Sąd w Indiach zasadniczo zakazał szkół islamskich w najbardziej zaludnionym stanie kraju, co może jeszcze bardziej oddalić wielu muzułmanów od hindusko-nacjonalistycznego rządu premiera Narendry Modiego przed wyborami krajowymi.
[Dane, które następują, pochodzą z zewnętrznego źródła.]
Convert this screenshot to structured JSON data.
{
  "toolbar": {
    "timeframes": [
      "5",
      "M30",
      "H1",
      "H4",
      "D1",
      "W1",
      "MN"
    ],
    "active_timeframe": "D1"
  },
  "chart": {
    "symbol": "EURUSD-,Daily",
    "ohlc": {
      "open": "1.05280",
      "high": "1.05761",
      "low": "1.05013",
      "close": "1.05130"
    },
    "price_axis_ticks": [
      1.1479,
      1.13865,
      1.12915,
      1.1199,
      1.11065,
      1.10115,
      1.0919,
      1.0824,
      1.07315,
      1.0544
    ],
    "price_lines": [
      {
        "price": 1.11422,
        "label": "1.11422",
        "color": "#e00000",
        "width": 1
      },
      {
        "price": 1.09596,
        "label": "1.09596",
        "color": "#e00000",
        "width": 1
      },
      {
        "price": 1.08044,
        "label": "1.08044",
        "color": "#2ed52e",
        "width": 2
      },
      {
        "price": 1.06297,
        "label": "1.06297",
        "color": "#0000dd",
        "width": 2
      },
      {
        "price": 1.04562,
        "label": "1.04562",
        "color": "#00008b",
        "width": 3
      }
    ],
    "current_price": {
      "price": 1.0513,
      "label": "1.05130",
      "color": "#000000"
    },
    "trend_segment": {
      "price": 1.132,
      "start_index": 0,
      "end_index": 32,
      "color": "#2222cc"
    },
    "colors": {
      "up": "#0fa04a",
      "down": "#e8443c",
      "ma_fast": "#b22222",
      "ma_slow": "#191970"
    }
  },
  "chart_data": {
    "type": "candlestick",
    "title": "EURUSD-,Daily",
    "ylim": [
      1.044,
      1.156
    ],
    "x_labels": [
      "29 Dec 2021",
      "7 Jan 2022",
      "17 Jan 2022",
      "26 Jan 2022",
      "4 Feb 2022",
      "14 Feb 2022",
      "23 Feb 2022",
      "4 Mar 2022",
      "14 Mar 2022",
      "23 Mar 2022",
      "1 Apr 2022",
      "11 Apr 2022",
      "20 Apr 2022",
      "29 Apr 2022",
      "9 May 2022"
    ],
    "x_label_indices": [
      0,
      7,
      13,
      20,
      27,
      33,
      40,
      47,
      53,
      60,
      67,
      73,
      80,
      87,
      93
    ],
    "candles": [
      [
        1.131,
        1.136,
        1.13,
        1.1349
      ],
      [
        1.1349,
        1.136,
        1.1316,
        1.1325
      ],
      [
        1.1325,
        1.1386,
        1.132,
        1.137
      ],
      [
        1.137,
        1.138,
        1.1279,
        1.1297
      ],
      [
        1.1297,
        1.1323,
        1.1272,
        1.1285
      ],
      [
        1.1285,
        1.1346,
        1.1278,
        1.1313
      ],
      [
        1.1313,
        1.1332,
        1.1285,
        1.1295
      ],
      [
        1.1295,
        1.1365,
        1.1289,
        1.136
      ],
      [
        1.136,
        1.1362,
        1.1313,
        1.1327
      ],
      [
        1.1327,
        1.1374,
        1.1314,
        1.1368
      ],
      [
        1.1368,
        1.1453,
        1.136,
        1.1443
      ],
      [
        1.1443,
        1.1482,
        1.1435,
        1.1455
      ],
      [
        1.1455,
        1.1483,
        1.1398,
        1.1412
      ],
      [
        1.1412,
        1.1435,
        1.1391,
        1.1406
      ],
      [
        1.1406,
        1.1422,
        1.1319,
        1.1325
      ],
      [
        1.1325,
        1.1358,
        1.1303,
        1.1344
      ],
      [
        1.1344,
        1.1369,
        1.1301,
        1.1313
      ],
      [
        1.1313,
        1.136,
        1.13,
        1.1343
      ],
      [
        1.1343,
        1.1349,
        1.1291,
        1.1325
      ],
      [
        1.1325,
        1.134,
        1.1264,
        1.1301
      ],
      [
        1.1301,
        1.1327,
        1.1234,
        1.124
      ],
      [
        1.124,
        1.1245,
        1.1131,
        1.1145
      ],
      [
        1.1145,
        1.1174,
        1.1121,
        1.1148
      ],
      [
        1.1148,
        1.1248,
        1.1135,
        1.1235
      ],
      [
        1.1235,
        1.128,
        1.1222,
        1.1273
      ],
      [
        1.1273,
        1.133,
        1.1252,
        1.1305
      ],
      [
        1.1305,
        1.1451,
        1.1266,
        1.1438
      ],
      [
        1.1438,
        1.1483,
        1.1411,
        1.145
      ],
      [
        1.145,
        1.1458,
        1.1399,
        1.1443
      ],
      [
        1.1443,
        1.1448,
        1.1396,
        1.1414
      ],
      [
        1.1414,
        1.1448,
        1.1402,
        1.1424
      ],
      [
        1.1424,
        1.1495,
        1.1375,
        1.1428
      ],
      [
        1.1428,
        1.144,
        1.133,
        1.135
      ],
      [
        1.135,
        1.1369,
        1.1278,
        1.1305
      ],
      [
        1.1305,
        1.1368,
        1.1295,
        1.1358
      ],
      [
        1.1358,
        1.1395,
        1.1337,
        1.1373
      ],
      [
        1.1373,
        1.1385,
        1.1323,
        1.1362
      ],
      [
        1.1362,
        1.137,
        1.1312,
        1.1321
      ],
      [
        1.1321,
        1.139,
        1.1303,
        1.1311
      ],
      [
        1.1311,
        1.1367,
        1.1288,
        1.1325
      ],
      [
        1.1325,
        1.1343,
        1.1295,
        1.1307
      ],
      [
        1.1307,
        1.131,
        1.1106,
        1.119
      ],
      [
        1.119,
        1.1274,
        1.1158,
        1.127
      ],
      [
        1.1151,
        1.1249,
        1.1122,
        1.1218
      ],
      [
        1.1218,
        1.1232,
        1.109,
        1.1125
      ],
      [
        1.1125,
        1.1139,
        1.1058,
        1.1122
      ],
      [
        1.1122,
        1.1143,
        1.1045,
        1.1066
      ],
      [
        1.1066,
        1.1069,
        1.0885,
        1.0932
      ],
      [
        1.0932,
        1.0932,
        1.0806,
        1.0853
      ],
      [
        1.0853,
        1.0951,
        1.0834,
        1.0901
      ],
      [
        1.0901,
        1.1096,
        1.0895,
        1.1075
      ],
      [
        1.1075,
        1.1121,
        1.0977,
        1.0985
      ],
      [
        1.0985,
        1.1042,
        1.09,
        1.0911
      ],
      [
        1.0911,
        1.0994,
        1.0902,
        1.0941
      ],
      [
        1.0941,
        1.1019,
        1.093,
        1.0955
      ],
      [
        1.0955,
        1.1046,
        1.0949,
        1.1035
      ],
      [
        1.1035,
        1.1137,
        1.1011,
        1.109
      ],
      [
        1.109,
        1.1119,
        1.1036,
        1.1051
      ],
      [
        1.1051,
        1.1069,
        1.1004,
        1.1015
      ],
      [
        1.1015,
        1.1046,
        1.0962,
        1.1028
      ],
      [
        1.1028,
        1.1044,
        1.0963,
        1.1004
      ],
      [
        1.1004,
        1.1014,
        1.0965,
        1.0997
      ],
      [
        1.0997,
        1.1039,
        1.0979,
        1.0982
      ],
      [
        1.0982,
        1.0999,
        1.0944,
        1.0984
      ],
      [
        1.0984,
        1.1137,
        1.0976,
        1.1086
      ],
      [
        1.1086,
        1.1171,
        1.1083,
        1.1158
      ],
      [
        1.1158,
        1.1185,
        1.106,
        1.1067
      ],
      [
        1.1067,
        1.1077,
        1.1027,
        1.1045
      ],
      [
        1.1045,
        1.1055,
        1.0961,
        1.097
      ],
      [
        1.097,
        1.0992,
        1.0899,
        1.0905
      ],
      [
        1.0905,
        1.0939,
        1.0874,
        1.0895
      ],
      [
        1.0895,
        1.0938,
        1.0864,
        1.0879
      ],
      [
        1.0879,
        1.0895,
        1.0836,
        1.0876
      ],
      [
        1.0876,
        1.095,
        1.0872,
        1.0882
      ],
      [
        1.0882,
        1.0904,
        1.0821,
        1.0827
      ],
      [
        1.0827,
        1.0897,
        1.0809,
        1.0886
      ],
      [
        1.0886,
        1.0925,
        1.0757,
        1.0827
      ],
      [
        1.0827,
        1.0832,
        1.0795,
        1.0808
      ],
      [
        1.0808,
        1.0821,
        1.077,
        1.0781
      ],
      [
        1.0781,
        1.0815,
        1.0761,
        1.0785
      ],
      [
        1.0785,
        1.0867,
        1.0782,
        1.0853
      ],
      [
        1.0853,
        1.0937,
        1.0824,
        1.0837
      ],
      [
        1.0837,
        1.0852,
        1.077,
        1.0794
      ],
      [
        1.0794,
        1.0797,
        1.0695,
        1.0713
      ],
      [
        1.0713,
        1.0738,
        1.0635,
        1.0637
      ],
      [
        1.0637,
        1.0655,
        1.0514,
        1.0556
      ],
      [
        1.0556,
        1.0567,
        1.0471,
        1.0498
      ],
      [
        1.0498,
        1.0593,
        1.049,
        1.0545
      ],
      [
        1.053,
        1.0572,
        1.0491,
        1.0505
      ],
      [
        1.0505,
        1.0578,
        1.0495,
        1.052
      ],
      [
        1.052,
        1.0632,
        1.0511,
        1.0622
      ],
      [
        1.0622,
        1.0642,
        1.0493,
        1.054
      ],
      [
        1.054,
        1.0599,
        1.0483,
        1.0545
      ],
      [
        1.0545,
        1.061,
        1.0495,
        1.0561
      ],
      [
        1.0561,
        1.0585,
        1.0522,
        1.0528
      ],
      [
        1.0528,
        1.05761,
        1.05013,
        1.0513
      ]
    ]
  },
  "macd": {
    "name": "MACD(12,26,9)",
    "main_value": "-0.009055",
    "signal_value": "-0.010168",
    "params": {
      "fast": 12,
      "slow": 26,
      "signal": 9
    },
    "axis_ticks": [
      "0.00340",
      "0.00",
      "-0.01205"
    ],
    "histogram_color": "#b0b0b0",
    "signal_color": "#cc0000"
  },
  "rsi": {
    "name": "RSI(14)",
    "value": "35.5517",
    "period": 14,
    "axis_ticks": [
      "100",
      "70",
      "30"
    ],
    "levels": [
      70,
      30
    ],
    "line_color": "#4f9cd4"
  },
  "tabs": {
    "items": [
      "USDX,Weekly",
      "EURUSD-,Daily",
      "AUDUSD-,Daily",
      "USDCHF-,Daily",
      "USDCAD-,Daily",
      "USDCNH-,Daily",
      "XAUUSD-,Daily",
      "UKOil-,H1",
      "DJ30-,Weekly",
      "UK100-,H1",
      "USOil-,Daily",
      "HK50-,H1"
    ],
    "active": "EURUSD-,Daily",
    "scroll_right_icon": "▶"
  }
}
Piątkowe orzeczenie uchyla ustawę z 2004 roku regulującą madrasy w Uttar Pradesh, twierdząc, że narusza ona konstytucyjny sekularyzm Indii i nakazując przenoszenie uczniów do tradycyjnych szkół. Orzeczenie Sądu Najwyższego w Allahabadzie dotyczy 2,7 miliona uczniów i 10 000 nauczycieli w 25 000 medres, powiedział Iftikhar Ahmed Javed, szef rady ds. edukacji w madrasie w stanie, w którym jedna piąta z 240 milionów ludzi to muzułmanie. „Rząd stanowy zadba również o to, aby dzieci w wieku od 6 do 14 lat nie pozostały bez przyjęcia do należycie uznanych instytucji” – napisali sędziowie Subhash Vidyarthi i Vivek Chaudhary w swoim postanowieniu, wydanym na podstawie odwołania prawnika Anshumana Singha Rathore’a.
@ISIDEWITH1mo1MO
Czy zamknięcie przez rząd szkół w danej społeczności jest atakiem na samą społeczność?
@ISIDEWITH1mo1MO
Wyobraź sobie, że Twoja edukacja została przerwana; jak wpłynie to na Twoje perspektywy na przyszłość i poczucie tożsamości?
@ISIDEWITH1mo1MO
Co sądzisz o równowadze pomiędzy polityką świeckiego rządu a prawem do edukacji religijnej?